On the beach with the dogs later that day Meriel was surprised to see Christian, Ken and Evan. She walked on, having decided to ignore him.

‘Don’t tell me you’ve got time to stroll along the beach in the afternoon,’ she teased Christian.

‘He’s looking for that cave I and my friends used to dare each other to go into as kids,’ Evan told her.

‘Rupert and Oliver came home covered in mud one day and I suspect they’re doing the same as Evan did,’ Christian explained with a grin. ‘Even though they promised not to.’

‘I don’t think it’s as deep as it used to be,’ Meriel said. ‘The dogs sometimes go in there but the opening seems to stop a few yards in. The stream that ran through the middle became a torrent for a while but it’s nothing more than a trickle now.’

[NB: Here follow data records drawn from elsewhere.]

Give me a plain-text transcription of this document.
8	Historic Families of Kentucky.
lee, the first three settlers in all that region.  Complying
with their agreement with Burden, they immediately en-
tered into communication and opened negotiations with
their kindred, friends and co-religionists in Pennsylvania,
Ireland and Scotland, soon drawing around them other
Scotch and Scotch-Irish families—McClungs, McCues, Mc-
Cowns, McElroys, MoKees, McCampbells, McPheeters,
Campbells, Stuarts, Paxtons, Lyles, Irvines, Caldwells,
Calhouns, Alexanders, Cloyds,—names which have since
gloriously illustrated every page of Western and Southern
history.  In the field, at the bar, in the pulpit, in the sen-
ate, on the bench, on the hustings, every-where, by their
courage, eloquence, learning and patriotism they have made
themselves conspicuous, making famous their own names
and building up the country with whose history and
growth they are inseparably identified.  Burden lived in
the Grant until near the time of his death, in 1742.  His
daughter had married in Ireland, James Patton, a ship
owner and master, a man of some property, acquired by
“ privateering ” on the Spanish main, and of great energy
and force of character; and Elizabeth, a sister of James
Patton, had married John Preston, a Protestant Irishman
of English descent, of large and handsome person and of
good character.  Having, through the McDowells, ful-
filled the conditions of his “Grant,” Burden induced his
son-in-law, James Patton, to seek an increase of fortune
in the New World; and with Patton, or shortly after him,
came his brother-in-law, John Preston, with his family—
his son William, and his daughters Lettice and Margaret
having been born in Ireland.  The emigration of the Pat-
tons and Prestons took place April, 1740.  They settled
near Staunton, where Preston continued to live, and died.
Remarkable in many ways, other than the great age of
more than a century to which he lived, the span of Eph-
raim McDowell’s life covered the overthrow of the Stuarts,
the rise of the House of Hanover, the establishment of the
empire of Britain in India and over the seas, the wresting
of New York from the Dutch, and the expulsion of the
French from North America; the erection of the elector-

‘Perhaps I was wrong then. They must have been somewhere else.’

‘The dogs get muddy here sometimes.’ Meriel explained. ‘I think the bank above is sodden after the wet autumn we’ve had and the soil is being washed into the sea.’

‘The boys did say they were muddy once after a swim.’

‘And you didn’t believe them,’ Ken teased. ‘Sign of a misspent youth when you suspect your kids of doing forbidden things!’

Christian looked up at the bank of earth above the rocks. ‘I think you’re right, Meriel, the soil is slipping after the rain.’


Joanne had a visitor that afternoon. She hadn’t appeared at the cafe that morning and no one had seen her for a few days, so Cynthia, on the way back from one of her charity lunches, parked in her drive and walked to the front door. The door was open and to her surprise she saw Joanne on her knees, polishing the stripped oak floor in the hall.

‘Oh dear, don’t tell me your cleaning lady’s let you down again?’

‘Why are they so unreliable?’ a flustered Joanne said, as she got up and disposed of dusters and polish. ‘It’s Fifi, she loves to play in the garden and the ground is so wet. So as I had to wipe it up, I decided to polish it as well, just to remind myself I still can,’ she tilted her head towards the kitchen, her face flushed from her exertions. ‘Coffee? Decaffeinated of course.’

‘Of course.’ Cynthia guessed from this occasion and several others that Joanne did her cleaning herself. What she couldn’t understand was why she lied about it. Meriel did her own, and so did a number of her friends. She had done so herself for years and had never found it in any way shaming. So why the secrecy? And more seriously, what else was she finding it necessary to lie about?

She drank the coffee and complimented Joanne on her delicious cake.

‘I’ll give you the recipe if you like?’ Joanne offered. While she was finding it, and copying it out, Cynthia went to the bathroom to replenish her make-up, leaving her bag lying on the couch.

Seeing the bag was open, with her wallet so temptingly on show, it was seconds only for Joanne to open it and remove two ten pound notes and replace the wallet exactly as she had found it.